あるいは、いっそ人ではなくシステムに委ねてしまってはどうか。


それを実行したのが「南無殺生三万人」の初代火付盗賊改方、中山勘解由です。生涯を通じて三万人もの罪人を刑死させ、「鬼平」ならぬ「鬼勘解由」と怖れられた人物です。


そんな中山勘解由を山田風太郎はどう描いたか。盗賊を詮議して処刑する任を受けたばかりのころは大役をやりとげて出世しようと奮起するサラリーマンのようです。なかなかうまく悪人を切れなかったり、そのうち自分は無実の人間を死刑に追いやっているのではないかと悩んだりと、意外と人間らしい一面を見せつつ、ちょっとした迷走におちいったりもします。


それが、ある一件をきっかけに「この世に悪党どもの屍山血河を描き出す」と誓ってからは完全なる法の誅戮マシーンとして生まれ変わります。微罪であっても凄まじい拷問で犯罪者たちを締め上げ、厳罰に処しまくる。部下も汚職にすこしでも手を染めようものなら自ら切って捨てる。


処刑や拷問の研究も熱心に行い、どんどん効率化していく。かつての懊悩した冤罪についても思考を「合理化」させて、こんなことを言います。

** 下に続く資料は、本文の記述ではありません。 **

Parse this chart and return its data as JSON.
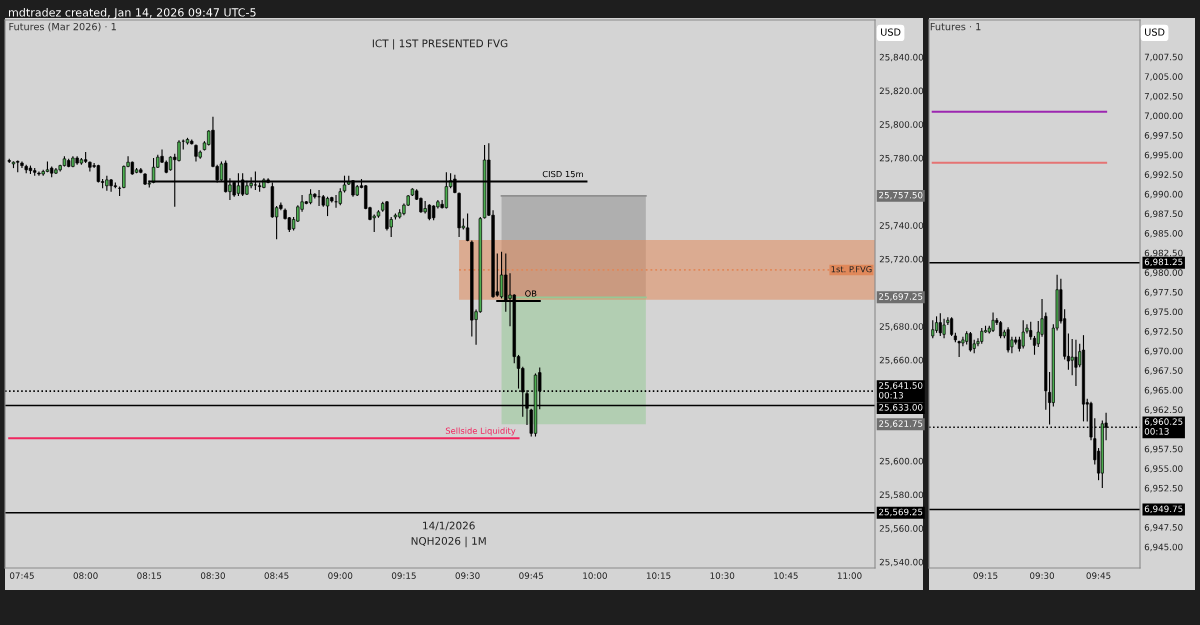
{
  "chart_data": [
    {
      "type": "candlestick",
      "title": "Futures (Mar 2026) · 1",
      "subtitle": "ICT | 1ST PRESENTED FVG",
      "x": [
        "2026-01-14T07:42",
        "2026-01-14T07:43",
        "2026-01-14T07:44",
        "2026-01-14T07:45",
        "2026-01-14T07:46",
        "2026-01-14T07:47",
        "2026-01-14T07:48",
        "2026-01-14T07:49",
        "2026-01-14T07:50",
        "2026-01-14T07:51",
        "2026-01-14T07:52",
        "2026-01-14T07:53",
        "2026-01-14T07:54",
        "2026-01-14T07:55",
        "2026-01-14T07:56",
        "2026-01-14T07:57",
        "2026-01-14T07:58",
        "2026-01-14T07:59",
        "2026-01-14T08:00",
        "2026-01-14T08:01",
        "2026-01-14T08:02",
        "2026-01-14T08:03",
        "2026-01-14T08:04",
        "2026-01-14T08:05",
        "2026-01-14T08:06",
        "2026-01-14T08:07",
        "2026-01-14T08:08",
        "2026-01-14T08:09",
        "2026-01-14T08:10",
        "2026-01-14T08:11",
        "2026-01-14T08:12",
        "2026-01-14T08:13",
        "2026-01-14T08:14",
        "2026-01-14T08:15",
        "2026-01-14T08:16",
        "2026-01-14T08:17",
        "2026-01-14T08:18",
        "2026-01-14T08:19",
        "2026-01-14T08:20",
        "2026-01-14T08:21",
        "2026-01-14T08:22",
        "2026-01-14T08:23",
        "2026-01-14T08:24",
        "2026-01-14T08:25",
        "2026-01-14T08:26",
        "2026-01-14T08:27",
        "2026-01-14T08:28",
        "2026-01-14T08:29",
        "2026-01-14T08:30",
        "2026-01-14T08:31",
        "2026-01-14T08:32",
        "2026-01-14T08:33",
        "2026-01-14T08:34",
        "2026-01-14T08:35",
        "2026-01-14T08:36",
        "2026-01-14T08:37",
        "2026-01-14T08:38",
        "2026-01-14T08:39",
        "2026-01-14T08:40",
        "2026-01-14T08:41",
        "2026-01-14T08:42",
        "2026-01-14T08:43",
        "2026-01-14T08:44",
        "2026-01-14T08:45",
        "2026-01-14T08:46",
        "2026-01-14T08:47",
        "2026-01-14T08:48",
        "2026-01-14T08:49",
        "2026-01-14T08:50",
        "2026-01-14T08:51",
        "2026-01-14T08:52",
        "2026-01-14T08:53",
        "2026-01-14T08:54",
        "2026-01-14T08:55",
        "2026-01-14T08:56",
        "2026-01-14T08:57",
        "2026-01-14T08:58",
        "2026-01-14T08:59",
        "2026-01-14T09:00",
        "2026-01-14T09:01",
        "2026-01-14T09:02",
        "2026-01-14T09:03",
        "2026-01-14T09:04",
        "2026-01-14T09:05",
        "2026-01-14T09:06",
        "2026-01-14T09:07",
        "2026-01-14T09:08",
        "2026-01-14T09:09",
        "2026-01-14T09:10",
        "2026-01-14T09:11",
        "2026-01-14T09:12",
        "2026-01-14T09:13",
        "2026-01-14T09:14",
        "2026-01-14T09:15",
        "2026-01-14T09:16",
        "2026-01-14T09:17",
        "2026-01-14T09:18",
        "2026-01-14T09:19",
        "2026-01-14T09:20",
        "2026-01-14T09:21",
        "2026-01-14T09:22",
        "2026-01-14T09:23",
        "2026-01-14T09:24",
        "2026-01-14T09:25",
        "2026-01-14T09:26",
        "2026-01-14T09:27",
        "2026-01-14T09:28",
        "2026-01-14T09:29",
        "2026-01-14T09:30",
        "2026-01-14T09:31",
        "2026-01-14T09:32",
        "2026-01-14T09:33",
        "2026-01-14T09:34",
        "2026-01-14T09:35",
        "2026-01-14T09:36",
        "2026-01-14T09:37",
        "2026-01-14T09:38",
        "2026-01-14T09:39",
        "2026-01-14T09:40",
        "2026-01-14T09:41",
        "2026-01-14T09:42",
        "2026-01-14T09:43",
        "2026-01-14T09:44",
        "2026-01-14T09:45",
        "2026-01-14T09:46",
        "2026-01-14T09:47"
      ],
      "ohlc": [
        [
          25778.5,
          25779.5,
          25777,
          25778
        ],
        [
          25776.5,
          25778,
          25774,
          25777.5
        ],
        [
          25778,
          25778.5,
          25771.5,
          25777.5
        ],
        [
          25777,
          25778,
          25774,
          25775.5
        ],
        [
          25775,
          25776,
          25771,
          25773
        ],
        [
          25774,
          25775.5,
          25770.5,
          25772.5
        ],
        [
          25772.5,
          25774,
          25769.5,
          25771.5
        ],
        [
          25771,
          25772,
          25769.5,
          25770.5
        ],
        [
          25770.5,
          25773,
          25769.5,
          25772
        ],
        [
          25772,
          25778,
          25771.5,
          25773
        ],
        [
          25774,
          25775,
          25768.5,
          25771
        ],
        [
          25771,
          25774,
          25770.5,
          25773
        ],
        [
          25773,
          25776,
          25772,
          25775.5
        ],
        [
          25775.5,
          25781,
          25775,
          25779.5
        ],
        [
          25778.5,
          25779.5,
          25774.5,
          25775
        ],
        [
          25775,
          25781,
          25774.5,
          25780
        ],
        [
          25780,
          25781,
          25776,
          25777
        ],
        [
          25777,
          25780,
          25776,
          25779
        ],
        [
          25779,
          25783.5,
          25777,
          25778
        ],
        [
          25777.5,
          25778,
          25772,
          25774.5
        ],
        [
          25775.5,
          25777,
          25774,
          25775
        ],
        [
          25775.5,
          25776,
          25765.5,
          25766
        ],
        [
          25766,
          25767.5,
          25762,
          25765.5
        ],
        [
          25763.5,
          25769.5,
          25760.5,
          25767
        ],
        [
          25767,
          25767.5,
          25760,
          25763.5
        ],
        [
          25763.5,
          25765.5,
          25762,
          25763
        ],
        [
          25762,
          25763,
          25757.5,
          25762
        ],
        [
          25762.5,
          25775.5,
          25762,
          25775
        ],
        [
          25775,
          25781,
          25774.5,
          25777.5
        ],
        [
          25777.5,
          25778,
          25770,
          25770.5
        ],
        [
          25771.5,
          25774,
          25771,
          25773
        ],
        [
          25773,
          25774,
          25771,
          25771.5
        ],
        [
          25770.5,
          25771,
          25764,
          25764.5
        ],
        [
          25764.5,
          25766.5,
          25762.5,
          25765
        ],
        [
          25765.5,
          25780,
          25765,
          25774.5
        ],
        [
          25774.5,
          25782,
          25774,
          25780.5
        ],
        [
          25781,
          25785,
          25777,
          25777.5
        ],
        [
          25777.5,
          25778.5,
          25771,
          25771.5
        ],
        [
          25773,
          25781,
          25772.5,
          25780.5
        ],
        [
          25780.5,
          25782.5,
          25751,
          25779
        ],
        [
          25778.5,
          25790.5,
          25778,
          25789.5
        ],
        [
          25790,
          25791,
          25785,
          25790
        ],
        [
          25789,
          25792,
          25788,
          25791
        ],
        [
          25790,
          25791,
          25788,
          25788.5
        ],
        [
          25787.5,
          25788,
          25778,
          25781
        ],
        [
          25780.5,
          25784.5,
          25779.5,
          25783.5
        ],
        [
          25785,
          25790,
          25784.5,
          25789
        ],
        [
          25788,
          25796.5,
          25787.5,
          25796
        ],
        [
          25796.5,
          25804.5,
          25774.5,
          25775
        ],
        [
          25775,
          25776,
          25765.5,
          25767
        ],
        [
          25767,
          25778,
          25766.5,
          25776.5
        ],
        [
          25777,
          25778.5,
          25759.5,
          25760
        ],
        [
          25760,
          25768,
          25755,
          25764
        ],
        [
          25765.5,
          25766,
          25757,
          25758
        ],
        [
          25759,
          25771,
          25757.5,
          25763.5
        ],
        [
          25767,
          25771,
          25757.5,
          25758.5
        ],
        [
          25758.5,
          25766.5,
          25758,
          25763.5
        ],
        [
          25763.5,
          25768.5,
          25762,
          25765
        ],
        [
          25764,
          25772,
          25761,
          25764
        ],
        [
          25763.5,
          25765.5,
          25760,
          25763
        ],
        [
          25762.5,
          25768,
          25762,
          25767
        ],
        [
          25767,
          25768,
          25765,
          25765.5
        ],
        [
          25763,
          25765.5,
          25744.5,
          25745
        ],
        [
          25745,
          25751.5,
          25731.7,
          25750.5
        ],
        [
          25752,
          25753.5,
          25749,
          25750
        ],
        [
          25749,
          25750,
          25743.5,
          25744
        ],
        [
          25744.5,
          25745,
          25736,
          25737.5
        ],
        [
          25738,
          25745,
          25737,
          25743.5
        ],
        [
          25742.5,
          25752,
          25742,
          25751
        ],
        [
          25749.5,
          25758,
          25748,
          25754
        ],
        [
          25754,
          25754.5,
          25752.5,
          25753
        ],
        [
          25753.5,
          25761.5,
          25752.5,
          25758.5
        ],
        [
          25758.5,
          25759,
          25756,
          25757
        ],
        [
          25757,
          25761,
          25751.5,
          25757
        ],
        [
          25757,
          25758,
          25751,
          25752
        ],
        [
          25751.5,
          25757,
          25745.5,
          25756
        ],
        [
          25756.5,
          25757,
          25753.5,
          25754.5
        ],
        [
          25754,
          25758,
          25750.5,
          25754
        ],
        [
          25753,
          25762,
          25752,
          25760
        ],
        [
          25760.5,
          25769.5,
          25759.5,
          25764
        ],
        [
          25764.5,
          25769.5,
          25764,
          25766
        ],
        [
          25766.5,
          25767,
          25757,
          25758
        ],
        [
          25758,
          25764,
          25757.5,
          25763
        ],
        [
          25763.5,
          25767.5,
          25762,
          25762.5
        ],
        [
          25763.5,
          25764,
          25749.5,
          25750
        ],
        [
          25750.5,
          25751,
          25743,
          25743.5
        ],
        [
          25744.5,
          25746.5,
          25736,
          25745.5
        ],
        [
          25745.5,
          25749,
          25744.5,
          25748
        ],
        [
          25749,
          25754,
          25748,
          25753
        ],
        [
          25754,
          25754.5,
          25737,
          25738
        ],
        [
          25739,
          25745,
          25733,
          25743.5
        ],
        [
          25745,
          25747,
          25743.5,
          25746
        ],
        [
          25745,
          25749.5,
          25744,
          25747.5
        ],
        [
          25747,
          25753,
          25746,
          25752
        ],
        [
          25752,
          25758,
          25751.5,
          25757.5
        ],
        [
          25758,
          25762,
          25757.5,
          25761.5
        ],
        [
          25760.5,
          25761.5,
          25755,
          25755.5
        ],
        [
          25756,
          25756.5,
          25747.5,
          25748
        ],
        [
          25748,
          25754.5,
          25747,
          25750
        ],
        [
          25752,
          25752.5,
          25743,
          25744
        ],
        [
          25751.5,
          25752,
          25743,
          25744.5
        ],
        [
          25751,
          25755,
          25750,
          25754
        ],
        [
          25752.5,
          25755,
          25750,
          25750.5
        ],
        [
          25750.5,
          25771.5,
          25750,
          25763
        ],
        [
          25763,
          25771,
          25762,
          25766.5
        ],
        [
          25767.5,
          25770,
          25759,
          25759.5
        ],
        [
          25759,
          25759.5,
          25733,
          25738.5
        ],
        [
          25738.5,
          25744,
          25737.5,
          25739.5
        ],
        [
          25738.5,
          25747,
          25730.5,
          25731
        ],
        [
          25730,
          25731,
          25674,
          25683.7
        ],
        [
          25684,
          25690,
          25669,
          25688.7
        ],
        [
          25688.7,
          25745,
          25688,
          25744
        ],
        [
          25744.5,
          25787.7,
          25744,
          25778.8
        ],
        [
          25778.8,
          25788.7,
          25745.5,
          25746
        ],
        [
          25746,
          25749,
          25697,
          25697.6
        ],
        [
          25700.5,
          25723.3,
          25697.6,
          25698.5
        ],
        [
          25697.6,
          25724.3,
          25696.6,
          25710.5
        ],
        [
          25710.5,
          25723.3,
          25688.7,
          25695.5
        ],
        [
          25696.6,
          25711.5,
          25680,
          25698.6
        ],
        [
          25698.6,
          25699,
          25658,
          25662
        ],
        [
          25662,
          25663,
          25643,
          25655
        ],
        [
          25655,
          25656,
          25626.3,
          25641
        ],
        [
          25640,
          25642,
          25621.4,
          25631.3
        ],
        [
          25630.3,
          25631,
          25614.5,
          25616.4
        ],
        [
          25616.4,
          25652,
          25614.5,
          25651
        ],
        [
          25652.5,
          25655.6,
          25630.7,
          25641.5
        ]
      ],
      "series": [
        {
          "type": "line",
          "x": [
            "2026-01-14T09:38",
            "2026-01-14T10:12"
          ],
          "values": [
            25757.5,
            25757.5
          ],
          "lower": [
            25697.25,
            25697.25
          ],
          "upper": [
            25757.5,
            25757.5
          ],
          "color": "#8f8f8f"
        },
        {
          "type": "line",
          "x": [
            "2026-01-14T09:38",
            "2026-01-14T10:12"
          ],
          "values": [
            25697.25,
            25697.25
          ],
          "lower": [
            25621.75,
            25621.75
          ],
          "upper": [
            25697.25,
            25697.25
          ],
          "color": "#96c896"
        },
        {
          "type": "line",
          "name": "1st. P.FVG",
          "x": [
            "2026-01-14T09:28",
            "2026-01-14T11:06"
          ],
          "values": [
            25713.5,
            25713.5
          ],
          "lower": [
            25695.75,
            25695.75
          ],
          "upper": [
            25731.25,
            25731.25
          ],
          "color": "#e0885a",
          "line_style": "dotted"
        },
        {
          "type": "line",
          "name": "CISD 15m",
          "x": [
            "2026-01-14T08:15",
            "2026-01-14T09:58"
          ],
          "values": [
            25766,
            25766
          ],
          "color": "#000000"
        },
        {
          "type": "line",
          "name": "OB",
          "x": [
            "2026-01-14T09:37",
            "2026-01-14T09:47"
          ],
          "values": [
            25695,
            25695
          ],
          "color": "#000000"
        },
        {
          "type": "line",
          "name": "Sellside Liquidity",
          "x": [
            "2026-01-14T07:42",
            "2026-01-14T09:42"
          ],
          "values": [
            25613.5,
            25613.5
          ],
          "color": "#f0265f"
        }
      ],
      "ref_lines": [
        {
          "axis": "y",
          "value": 25641.5,
          "label": "25,641.50\n00:13",
          "color": "#000000",
          "line_style": "dotted"
        },
        {
          "axis": "y",
          "value": 25633,
          "label": "25,633.00",
          "color": "#000000",
          "line_style": "solid"
        },
        {
          "axis": "y",
          "value": 25569.25,
          "label": "25,569.25",
          "color": "#000000",
          "line_style": "solid"
        }
      ],
      "annotations": [
        "mdtradez created, Jan 14, 2026 09:47 UTC-5",
        "USD",
        "14/1/2026",
        "NQH2026 | 1M",
        "25,757.50",
        "25,697.25",
        "25,621.75"
      ],
      "xlim": [
        "2026-01-14T07:41",
        "2026-01-14T11:06"
      ],
      "xticks": [
        {
          "value": "2026-01-14T07:45",
          "label": "07:45"
        },
        {
          "value": "2026-01-14T08:00",
          "label": "08:00"
        },
        {
          "value": "2026-01-14T08:15",
          "label": "08:15"
        },
        {
          "value": "2026-01-14T08:30",
          "label": "08:30"
        },
        {
          "value": "2026-01-14T08:45",
          "label": "08:45"
        },
        {
          "value": "2026-01-14T09:00",
          "label": "09:00"
        },
        {
          "value": "2026-01-14T09:15",
          "label": "09:15"
        },
        {
          "value": "2026-01-14T09:30",
          "label": "09:30"
        },
        {
          "value": "2026-01-14T09:45",
          "label": "09:45"
        },
        {
          "value": "2026-01-14T10:00",
          "label": "10:00"
        },
        {
          "value": "2026-01-14T10:15",
          "label": "10:15"
        },
        {
          "value": "2026-01-14T10:30",
          "label": "10:30"
        },
        {
          "value": "2026-01-14T10:45",
          "label": "10:45"
        },
        {
          "value": "2026-01-14T11:00",
          "label": "11:00"
        }
      ],
      "ylim": [
        25536.4,
        25862
      ],
      "yticks": [
        {
          "value": 25840,
          "label": "25,840.00"
        },
        {
          "value": 25820,
          "label": "25,820.00"
        },
        {
          "value": 25800,
          "label": "25,800.00"
        },
        {
          "value": 25780,
          "label": "25,780.00"
        },
        {
          "value": 25740,
          "label": "25,740.00"
        },
        {
          "value": 25720,
          "label": "25,720.00"
        },
        {
          "value": 25680,
          "label": "25,680.00"
        },
        {
          "value": 25660,
          "label": "25,660.00"
        },
        {
          "value": 25600,
          "label": "25,600.00"
        },
        {
          "value": 25580,
          "label": "25,580.00"
        },
        {
          "value": 25560,
          "label": "25,560.00"
        },
        {
          "value": 25540,
          "label": "25,540.00"
        }
      ]
    },
    {
      "type": "candlestick",
      "title": "Futures · 1",
      "x": [
        "2026-01-14T09:01",
        "2026-01-14T09:02",
        "2026-01-14T09:03",
        "2026-01-14T09:04",
        "2026-01-14T09:05",
        "2026-01-14T09:06",
        "2026-01-14T09:07",
        "2026-01-14T09:08",
        "2026-01-14T09:09",
        "2026-01-14T09:10",
        "2026-01-14T09:11",
        "2026-01-14T09:12",
        "2026-01-14T09:13",
        "2026-01-14T09:14",
        "2026-01-14T09:15",
        "2026-01-14T09:16",
        "2026-01-14T09:17",
        "2026-01-14T09:18",
        "2026-01-14T09:19",
        "2026-01-14T09:20",
        "2026-01-14T09:21",
        "2026-01-14T09:22",
        "2026-01-14T09:23",
        "2026-01-14T09:24",
        "2026-01-14T09:25",
        "2026-01-14T09:26",
        "2026-01-14T09:27",
        "2026-01-14T09:28",
        "2026-01-14T09:29",
        "2026-01-14T09:30",
        "2026-01-14T09:31",
        "2026-01-14T09:32",
        "2026-01-14T09:33",
        "2026-01-14T09:34",
        "2026-01-14T09:35",
        "2026-01-14T09:36",
        "2026-01-14T09:37",
        "2026-01-14T09:38",
        "2026-01-14T09:39",
        "2026-01-14T09:40",
        "2026-01-14T09:41",
        "2026-01-14T09:42",
        "2026-01-14T09:43",
        "2026-01-14T09:44",
        "2026-01-14T09:45",
        "2026-01-14T09:46",
        "2026-01-14T09:47"
      ],
      "ohlc": [
        [
          6971.9,
          6973.9,
          6971.6,
          6972.7
        ],
        [
          6972.6,
          6974.4,
          6972.3,
          6973.6
        ],
        [
          6973.6,
          6974.8,
          6971.9,
          6972.3
        ],
        [
          6972.1,
          6974.1,
          6971.6,
          6973.3
        ],
        [
          6973.6,
          6974.3,
          6973.3,
          6973.9
        ],
        [
          6974.1,
          6974.3,
          6971.9,
          6972.1
        ],
        [
          6971.9,
          6972.3,
          6971.1,
          6971.4
        ],
        [
          6971.2,
          6971.3,
          6969.2,
          6971
        ],
        [
          6971,
          6971.8,
          6970.6,
          6971.4
        ],
        [
          6971.2,
          6972.5,
          6970.8,
          6972.2
        ],
        [
          6972.2,
          6972.4,
          6969.9,
          6970.1
        ],
        [
          6970.3,
          6971.4,
          6969.7,
          6970.9
        ],
        [
          6970.9,
          6971.6,
          6970.6,
          6971.2
        ],
        [
          6971.2,
          6972.9,
          6970.9,
          6972.5
        ],
        [
          6972.4,
          6973.2,
          6972.3,
          6972.6
        ],
        [
          6972.4,
          6973.2,
          6972.2,
          6972.9
        ],
        [
          6972.6,
          6974.9,
          6972.4,
          6973.9
        ],
        [
          6973.9,
          6974.2,
          6973.3,
          6973.6
        ],
        [
          6973.6,
          6973.8,
          6971.6,
          6971.9
        ],
        [
          6971.9,
          6972.7,
          6971.6,
          6972.4
        ],
        [
          6972.7,
          6973,
          6969.8,
          6970.1
        ],
        [
          6970.5,
          6971.8,
          6969.7,
          6971.4
        ],
        [
          6971.4,
          6971.8,
          6970.8,
          6971.1
        ],
        [
          6971.4,
          6971.8,
          6969.9,
          6970.3
        ],
        [
          6970.6,
          6973.9,
          6970.3,
          6972.4
        ],
        [
          6972.5,
          6973.4,
          6972.2,
          6972.9
        ],
        [
          6972.6,
          6973.7,
          6971.4,
          6971.8
        ],
        [
          6971.6,
          6971.9,
          6969.5,
          6970.7
        ],
        [
          6970.9,
          6973.8,
          6970.5,
          6972.4
        ],
        [
          6972.1,
          6976.6,
          6971.8,
          6974.1
        ],
        [
          6974.4,
          6974.9,
          6962.5,
          6964.9
        ],
        [
          6964.7,
          6967.3,
          6960.6,
          6963.4
        ],
        [
          6963.4,
          6973.4,
          6962.9,
          6972.9
        ],
        [
          6972.9,
          6979.7,
          6972.6,
          6977.8
        ],
        [
          6977.8,
          6979.2,
          6973.5,
          6973.8
        ],
        [
          6974.1,
          6975.3,
          6968.9,
          6969.3
        ],
        [
          6969.3,
          6972.2,
          6967.6,
          6968.7
        ],
        [
          6968.8,
          6971.5,
          6966.9,
          6969.2
        ],
        [
          6969.2,
          6971.4,
          6965.5,
          6967.9
        ],
        [
          6968.2,
          6970.9,
          6967.9,
          6969.9
        ],
        [
          6970.1,
          6972,
          6961,
          6963.2
        ],
        [
          6963.4,
          6963.9,
          6961,
          6963.2
        ],
        [
          6963.3,
          6963.5,
          6958.6,
          6959
        ],
        [
          6958.8,
          6961.4,
          6955.5,
          6956.1
        ],
        [
          6957.2,
          6957.6,
          6953.5,
          6954.4
        ],
        [
          6954.4,
          6961.1,
          6952.5,
          6960.7
        ],
        [
          6960.8,
          6962.1,
          6958.6,
          6960.25
        ]
      ],
      "series": [
        {
          "type": "line",
          "x": [
            "2026-01-14T09:01",
            "2026-01-14T09:47"
          ],
          "values": [
            7000.5,
            7000.5
          ],
          "color": "#9c27b0"
        },
        {
          "type": "line",
          "x": [
            "2026-01-14T09:01",
            "2026-01-14T09:47"
          ],
          "values": [
            6994,
            6994
          ],
          "color": "#e57373"
        }
      ],
      "ref_lines": [
        {
          "axis": "y",
          "value": 6981.25,
          "label": "6,981.25",
          "color": "#000000",
          "line_style": "solid"
        },
        {
          "axis": "y",
          "value": 6960.25,
          "label": "6,960.25\n00:13",
          "color": "#000000",
          "line_style": "dotted"
        },
        {
          "axis": "y",
          "value": 6949.75,
          "label": "6,949.75",
          "color": "#000000",
          "line_style": "solid"
        }
      ],
      "annotations": [
        "USD"
      ],
      "xlim": [
        "2026-01-14T09:00",
        "2026-01-14T09:56"
      ],
      "xticks": [
        {
          "value": "2026-01-14T09:15",
          "label": "09:15"
        },
        {
          "value": "2026-01-14T09:30",
          "label": "09:30"
        },
        {
          "value": "2026-01-14T09:45",
          "label": "09:45"
        }
      ],
      "ylim": [
        6942.3,
        7012.2
      ],
      "yticks": [
        {
          "value": 7007.5,
          "label": "7,007.50"
        },
        {
          "value": 7005,
          "label": "7,005.00"
        },
        {
          "value": 7002.5,
          "label": "7,002.50"
        },
        {
          "value": 7000,
          "label": "7,000.00"
        },
        {
          "value": 6997.5,
          "label": "6,997.50"
        },
        {
          "value": 6995,
          "label": "6,995.00"
        },
        {
          "value": 6992.5,
          "label": "6,992.50"
        },
        {
          "value": 6990,
          "label": "6,990.00"
        },
        {
          "value": 6987.5,
          "label": "6,987.50"
        },
        {
          "value": 6985,
          "label": "6,985.00"
        },
        {
          "value": 6982.5,
          "label": "6,982.50"
        },
        {
          "value": 6980,
          "label": "6,980.00"
        },
        {
          "value": 6977.5,
          "label": "6,977.50"
        },
        {
          "value": 6975,
          "label": "6,975.00"
        },
        {
          "value": 6972.5,
          "label": "6,972.50"
        },
        {
          "value": 6970,
          "label": "6,970.00"
        },
        {
          "value": 6967.5,
          "label": "6,967.50"
        },
        {
          "value": 6965,
          "label": "6,965.00"
        },
        {
          "value": 6962.5,
          "label": "6,962.50"
        },
        {
          "value": 6957.5,
          "label": "6,957.50"
        },
        {
          "value": 6955,
          "label": "6,955.00"
        },
        {
          "value": 6952.5,
          "label": "6,952.50"
        },
        {
          "value": 6947.5,
          "label": "6,947.50"
        },
        {
          "value": 6945,
          "label": "6,945.00"
        }
      ]
    }
  ]
}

「人間というやつはみな悪いことをやるのが好きな善人か、ときどき善いこともやる悪人か、で、例外はまずない。いずれにしても斬り殺してさしつかえない。またこの世に、有害無益でない人間は一人もない、少くとも、この世に絶対必用な人間は一人もない、ということじゃ。あまりそういうことに気をつかうな」(p.174)

これに地の文で作者が「その理屈をひろげてゆけば、日本人すべて根絶やしにするのが一番効果的であったはずではあるが。」とツッコんでいるのがおかしい。そうなんですよ、この短篇はコメディなんです。


自分自身を当時の司法システムの効率化のためにフルベットするとどうなるか、という実験です。


結果的に中山勘解由は官僚として大成功し、目標であった出世を重ねて栄達を遂げ、おおむね幸福な生涯を送ります。


人は裏切り、システムは裏切らない。こと個人の幸福のみを考えたらわたくしをシステムに同化させたほうが得――という結論を出してしまいそうですが、ここも一筋縄ではいかないのが山風小説。


もし、奉仕すべきシステムの末端部に配置されたら?


その悲劇的な答えは表題作の「笊丿目万兵衛門外へ」にあることでしょう。


開けばさまざまな臨終が飛び出す山田風太郎作品、読んで読みすぎるということはありません。